Власть царевны Софьи в одночасье рухнула, а с нею и власть и значение князя. Было это в 1689 году, когда Фёдор Головин, ничего о сих переворотах не ведая, сражался с китайцами и мунгалами. Ведал бы — посожалел о князе. Были они в дружбе, князь Василий весьма много наставлял Фёдора в дипломатической службе, и мыслили они совершенно сходно.

Когда же Фёдор возвратился, князя Василия на Москве уж не было: лишённый всех чинов и боярства, он скитался с семейством своим во хладных северных краях.

Павел тоже сожалел о князе, ибо тот оценил и его ум, и его способности, и знание языков. Опала его случилась на глазах к немалому прискорбию всех служилых в Посольском приказе. Его место занял Лев Нарышкин, дядька молодого царя Петра, особыми достоинствами не блиставший.

А тогда, во дни княжьей опалы, Павел Шафиров часами бродил по Москве. Часто пропадал он в лавках земляков на главном московском торжище у храма Василия Блаженного, что на рву. Здесь обосновались крещёные смоленские жиды — Евреиновы, Копьевы, Веселовские и другие, предпочевшие изгнанию и гибели перемену веры. Они тоже утверждали, что Бог един и что христианство есть всего лишь ветвь иудаизма, а все христианские столпы начиная с Иисуса Христа — евреи. Да и Пятикнижие-Тора вошло составной частью в общую священную книгу иудеев и христиан Ветхий Завет, Книгу Книг — Библию.

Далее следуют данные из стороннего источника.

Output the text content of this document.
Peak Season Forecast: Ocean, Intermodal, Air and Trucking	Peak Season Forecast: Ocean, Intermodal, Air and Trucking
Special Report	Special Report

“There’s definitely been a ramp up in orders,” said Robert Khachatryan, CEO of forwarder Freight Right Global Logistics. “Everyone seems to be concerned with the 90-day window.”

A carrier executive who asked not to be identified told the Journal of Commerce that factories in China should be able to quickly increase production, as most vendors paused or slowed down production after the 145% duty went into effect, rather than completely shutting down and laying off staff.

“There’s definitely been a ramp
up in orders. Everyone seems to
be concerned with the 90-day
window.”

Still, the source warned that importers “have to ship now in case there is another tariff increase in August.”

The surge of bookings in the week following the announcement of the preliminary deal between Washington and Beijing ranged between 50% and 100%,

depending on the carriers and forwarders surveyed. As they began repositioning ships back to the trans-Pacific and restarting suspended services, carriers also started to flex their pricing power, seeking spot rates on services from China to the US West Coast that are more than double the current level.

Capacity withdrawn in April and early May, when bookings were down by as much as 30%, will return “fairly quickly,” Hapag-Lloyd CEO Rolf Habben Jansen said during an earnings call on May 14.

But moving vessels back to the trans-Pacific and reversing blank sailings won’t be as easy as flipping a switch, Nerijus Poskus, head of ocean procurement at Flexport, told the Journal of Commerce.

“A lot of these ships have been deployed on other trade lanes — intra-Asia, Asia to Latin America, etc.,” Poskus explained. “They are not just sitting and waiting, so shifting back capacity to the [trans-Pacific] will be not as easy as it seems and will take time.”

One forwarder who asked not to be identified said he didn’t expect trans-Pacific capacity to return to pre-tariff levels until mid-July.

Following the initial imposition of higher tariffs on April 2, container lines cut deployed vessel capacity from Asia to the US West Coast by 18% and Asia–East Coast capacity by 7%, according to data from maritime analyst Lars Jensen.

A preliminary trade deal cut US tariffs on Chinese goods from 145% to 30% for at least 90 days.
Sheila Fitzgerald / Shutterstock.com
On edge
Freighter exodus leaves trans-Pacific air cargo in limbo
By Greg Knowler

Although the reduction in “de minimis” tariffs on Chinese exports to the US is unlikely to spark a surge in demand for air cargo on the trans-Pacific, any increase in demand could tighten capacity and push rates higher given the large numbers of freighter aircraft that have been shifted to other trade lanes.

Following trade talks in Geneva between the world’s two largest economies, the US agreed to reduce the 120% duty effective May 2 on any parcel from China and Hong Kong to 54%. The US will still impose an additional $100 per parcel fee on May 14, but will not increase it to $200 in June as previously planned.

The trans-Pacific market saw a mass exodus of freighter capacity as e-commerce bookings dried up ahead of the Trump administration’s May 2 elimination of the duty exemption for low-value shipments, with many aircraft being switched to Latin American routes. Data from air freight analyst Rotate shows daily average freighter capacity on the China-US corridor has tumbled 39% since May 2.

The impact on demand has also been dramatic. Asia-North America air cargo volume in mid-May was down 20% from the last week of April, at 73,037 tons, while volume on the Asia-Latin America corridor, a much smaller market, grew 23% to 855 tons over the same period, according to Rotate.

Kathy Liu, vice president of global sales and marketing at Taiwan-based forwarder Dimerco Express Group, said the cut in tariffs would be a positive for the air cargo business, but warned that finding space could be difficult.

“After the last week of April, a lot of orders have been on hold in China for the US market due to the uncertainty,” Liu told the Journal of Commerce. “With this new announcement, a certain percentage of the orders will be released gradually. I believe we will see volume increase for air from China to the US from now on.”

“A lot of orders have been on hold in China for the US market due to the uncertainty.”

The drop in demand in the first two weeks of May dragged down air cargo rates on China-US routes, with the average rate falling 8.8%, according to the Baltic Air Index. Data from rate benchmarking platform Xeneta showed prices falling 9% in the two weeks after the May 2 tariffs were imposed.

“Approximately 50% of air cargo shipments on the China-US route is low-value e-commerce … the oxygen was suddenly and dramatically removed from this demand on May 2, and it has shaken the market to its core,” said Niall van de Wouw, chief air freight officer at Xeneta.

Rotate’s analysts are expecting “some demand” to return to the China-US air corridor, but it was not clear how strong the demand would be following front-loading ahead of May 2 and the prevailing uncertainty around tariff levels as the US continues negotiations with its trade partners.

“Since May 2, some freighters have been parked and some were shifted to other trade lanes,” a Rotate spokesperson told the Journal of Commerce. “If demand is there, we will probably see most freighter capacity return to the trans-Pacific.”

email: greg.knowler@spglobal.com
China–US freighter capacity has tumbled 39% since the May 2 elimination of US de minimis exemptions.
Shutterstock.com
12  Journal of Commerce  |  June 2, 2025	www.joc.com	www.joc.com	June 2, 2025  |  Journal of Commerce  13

Павел отстаивал службу в храме Покрова на рву и в великолепных кремлёвских соборах. Он шёл туда со стеснённым сердцем, но мало-помалу благолепие службы действовало на него умягчающе, и случалось, в каком-то неосознанном порыве он осенял себя крестным знамением и клал поклоны перед чтимыми иконами. И никто не косился на него, когда он поворачивался и уходил.

Вера отцов не угасала в нём. Он сохранил в душе всё лучшее, что она несла. Что-то в нём застряло и от римско-католиков. Словом, он чувствовал некую раздвоенность, но с нею было не тяжко. Он охотно бы послушал молитву заливистого кантора в синагоге, но синагоги не было, а был сокровенный молельный дом всё в той же Немецкой слободе, где он обитал и где нашли прибежище многие его земляки.

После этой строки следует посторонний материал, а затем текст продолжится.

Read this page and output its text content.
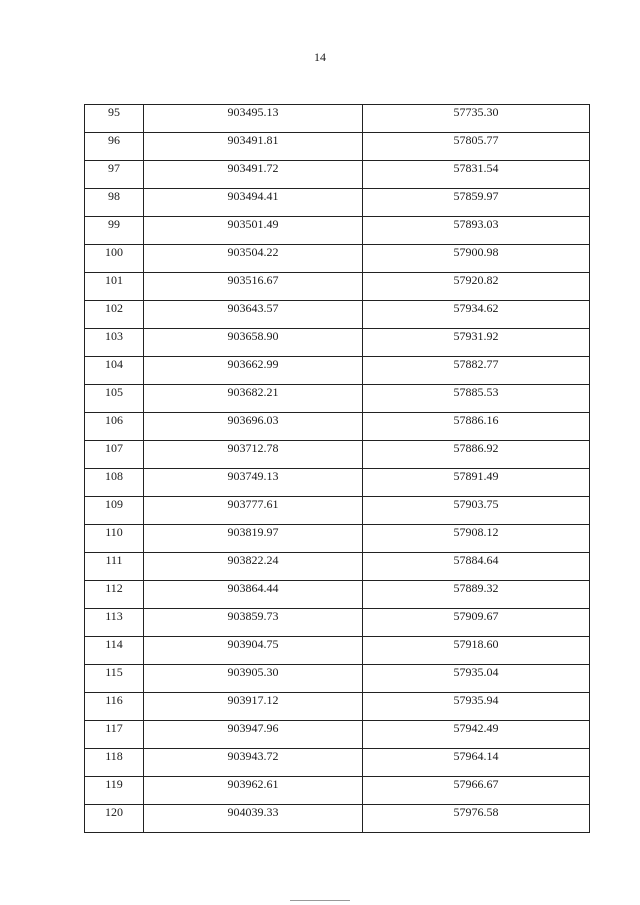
14
95	903495.13	57735.30
96	903491.81	57805.77
97	903491.72	57831.54
98	903494.41	57859.97
99	903501.49	57893.03
100	903504.22	57900.98
101	903516.67	57920.82
102	903643.57	57934.62
103	903658.90	57931.92
104	903662.99	57882.77
105	903682.21	57885.53
106	903696.03	57886.16
107	903712.78	57886.92
108	903749.13	57891.49
109	903777.61	57903.75
110	903819.97	57908.12
111	903822.24	57884.64
112	903864.44	57889.32
113	903859.73	57909.67
114	903904.75	57918.60
115	903905.30	57935.04
116	903917.12	57935.94
117	903947.96	57942.49
118	903943.72	57964.14
119	903962.61	57966.67
120	904039.33	57976.58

Молельный дом этот был как бы частным домом. И хаживало в него едва ли два десятка человек. Ровно в гости. Среди них был и раввин-растрига, который твердил: вера отцов должна жить в нас не прерываясь. Глубоко внутри. Ведь мы возросли в ней.

Эта вера — внутренняя. А новая — православие — наружная.

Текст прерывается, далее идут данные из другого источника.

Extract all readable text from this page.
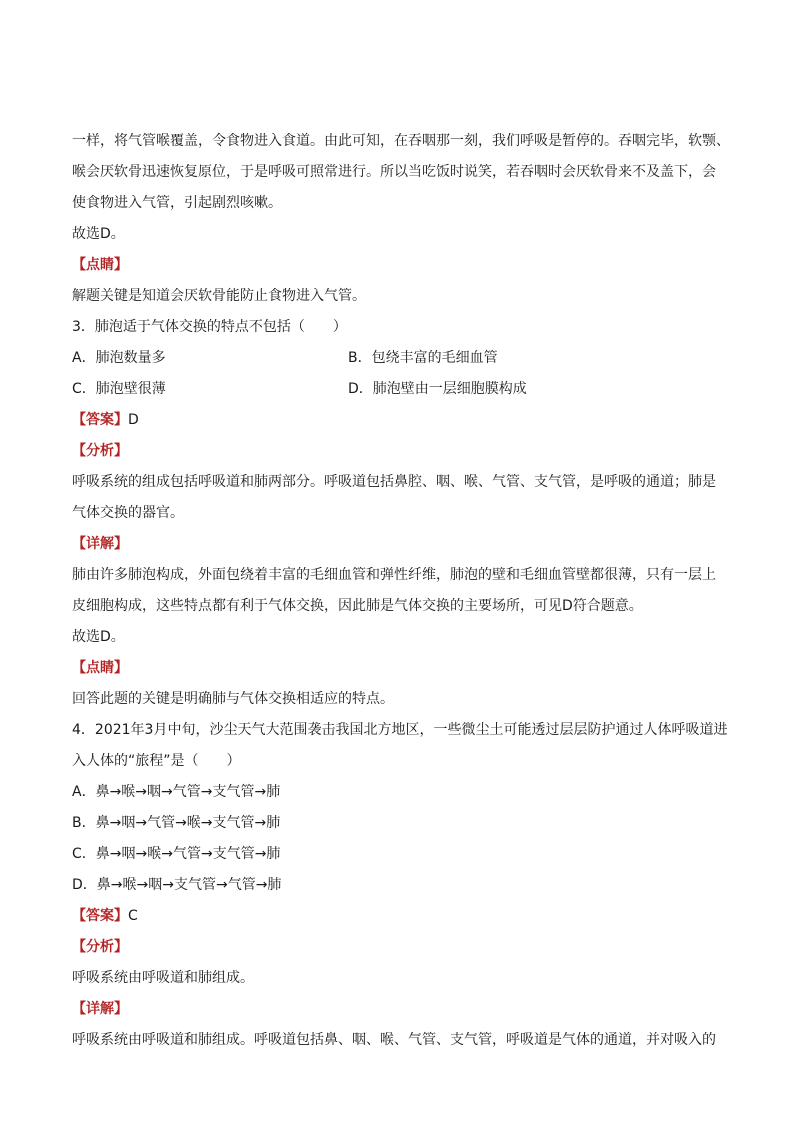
一样，将气管喉覆盖，令食物进入食道。由此可知，在吞咽那一刻，我们呼吸是暂停的。吞咽完毕，软颚、
喉会厌软骨迅速恢复原位，于是呼吸可照常进行。所以当吃饭时说笑，若吞咽时会厌软骨来不及盖下，会
使食物进入气管，引起剧烈咳嗽。
故选D。
【点睛】
解题关键是知道会厌软骨能防止食物进入气管。
3．肺泡适于气体交换的特点不包括（　　）
A．肺泡数量多	B．包绕丰富的毛细血管
C．肺泡壁很薄	D．肺泡壁由一层细胞膜构成
【答案】D
【分析】
呼吸系统的组成包括呼吸道和肺两部分。呼吸道包括鼻腔、咽、喉、气管、支气管，是呼吸的通道；肺是
气体交换的器官。
【详解】
肺由许多肺泡构成，外面包绕着丰富的毛细血管和弹性纤维，肺泡的壁和毛细血管壁都很薄，只有一层上
皮细胞构成，这些特点都有利于气体交换，因此肺是气体交换的主要场所，可见D符合题意。
故选D。
【点睛】
回答此题的关键是明确肺与气体交换相适应的特点。
4．2021年3月中旬，沙尘天气大范围袭击我国北方地区，一些微尘土可能透过层层防护通过人体呼吸道进
入人体的“旅程”是（　　）
A．鼻→喉→咽→气管→支气管→肺
B．鼻→咽→气管→喉→支气管→肺
C．鼻→咽→喉→气管→支气管→肺
D．鼻→喉→咽→支气管→气管→肺
【答案】C
【分析】
呼吸系统由呼吸道和肺组成。
【详解】
呼吸系统由呼吸道和肺组成。呼吸道包括鼻、咽、喉、气管、支气管，呼吸道是气体的通道，并对吸入的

Был семисвечник, был свиток Торы, были талесы[17] с филактериями[18]. Всё это хранилось в доме и надевалось во время службы.

Но вот беда — кантора не было. Раввин, чьё имя было Пинхас, а в нынешнем миру он звался Пётр, жиденьким своим тенорком выводил молитвы. Но это было совсем не то. Все вспоминали смоленского кантора реб Шмэля. Где-то он теперь?

С волками жить — по-волчьи выть! — насмехался сын Павла Пётр, его первенец. Он вошёл в возраст и в Службу: в год падения царевны Софьи и её таланта князя Василия Голицына ему исполнилось двадцать. Он был насмешник и позволял себе больше, чем его одногодки. А всё потому, что боярин Фёдор Головин, снисходя к его выдающимся способностям к иноземным языкам, взял его в службу. И поименовал его тайным секретарём, не в пример прочим. Завистники злословили: тайным, потому что из крещёных жидов, сию тайну следовало хранить. А ещё потому, что боярин приходился Петру крестным отцом.

Так вот, когда Пётр слышал ворчание отцовых друзей на неполноту благолепия в молельном доме, он насмешничал: с волками жить — по волчьи выть. Войте-де по-волчьи, это-де всё внешнее, а в душе, внутри оставайтесь теми, кем были по рождению.

Сам-то он получил вполне светское воспитание в доме своего вольнодумного отца, и Пётр вырос в православном законе. Да и рядом с ним в службе были всё больше русские либо вообще иноземцы. К Богу они относились с должным почитанием, в котором было, впрочем, немало сомнения. А божьих служителей, как правило, считали самозванцами, тем более что они мало чем отличались от простых мирян: в большей своей части грамоте не обучены, грешили изрядно и винопитию были привержены.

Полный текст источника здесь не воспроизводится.